İki gün önce de Kayseri'de otomobilin içinde kilitli bırakılan ve havasızlıktan bayılan ikizler, camı kıran polisler tarafından son anda hastaneye yetiştirildiler.
Allah, Ali Furkan'ın babasına sabır ve metanet ihsan eylesin. Kim bilir vicdan azabı yüzünden çocuğunun ardından günde kaç kez ölüyordur. Allah yardımcısı olsun.
Gelin görün ki, evlat candan ötedir. Büyük konuşmak istemem, Rabbim kime ne gösterecek bilinmez. Ama insanın "çocuğunu unutması" bana kabul edilebilir gelmiyor. Kendi adıma söylemem gerekirse, bu, "kalbimi" arabada unutmakla eşdeğer...
Bu marşı sevdim
2009 yılında Eurovision'da Norveç'e birincilik getiren ve o yıl pek çok ülkede liste başı olan Alexander Rybak'ın "Fairytale" adlı şarkısı şimdi de Avrupa Futbol Şampiyonası öncesinde A Milli Futbol Takımımız'a marş oldu.
Milli Takım sponsorlarından Turkcell tarafından hazırlatılan marşı çok sevdim. Klip ne zaman ekrana gelse içimi bir coşku ve heyecan kaplıyor. Ritmi de, müziği de, sözleri de bana "İşte tribün marşı böyle olur" dedirtiyor.
Gelgelelim aynı heyecanı takımımız için duyamıyorum maalesef. Oynadığı 4 hazırlık maçının hiçbirini kazanamayan ay-yıldızlı ekibimizde parlayan tek yıldız, genç Arda Güler.
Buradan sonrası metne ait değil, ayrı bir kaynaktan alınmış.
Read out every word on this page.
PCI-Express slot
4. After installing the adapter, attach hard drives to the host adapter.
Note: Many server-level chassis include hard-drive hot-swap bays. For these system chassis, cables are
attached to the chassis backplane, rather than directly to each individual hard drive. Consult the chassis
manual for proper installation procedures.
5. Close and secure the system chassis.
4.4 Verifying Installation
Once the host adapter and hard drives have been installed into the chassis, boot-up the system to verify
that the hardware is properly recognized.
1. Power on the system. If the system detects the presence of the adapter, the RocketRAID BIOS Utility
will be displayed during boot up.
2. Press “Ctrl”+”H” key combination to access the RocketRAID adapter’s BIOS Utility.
Ne yaparsa Arda yapar gibime geliyor...
Gaf'let kürsüsü
İçinde hasta olmadığını sandıkları için dolu ambulansın önünü kesen ve kapıları açtırıp kontrol eden motosikletli magandaları hayatımızın neresine koyacağız peki?
Zap'tiye
Kutlamada herkes coşup dans ederken dakikalarca donup kalan ABD Başkanı Biden'ı, kuklacısı, "stand by konumunda" mı unuttu acaba?
Ne demiş?
Hülya Avşar, program konuğu Berfu Yenenler'in "Ünlü olmak gibi bir arzum hiç olmadı" sözüne ilginç bir yorum getirdi: "Güzellik yarışmasına katılmışsın. Eser gibi bir çocuğa yürümüşsün. Maşallah hiç aklında yokmuş."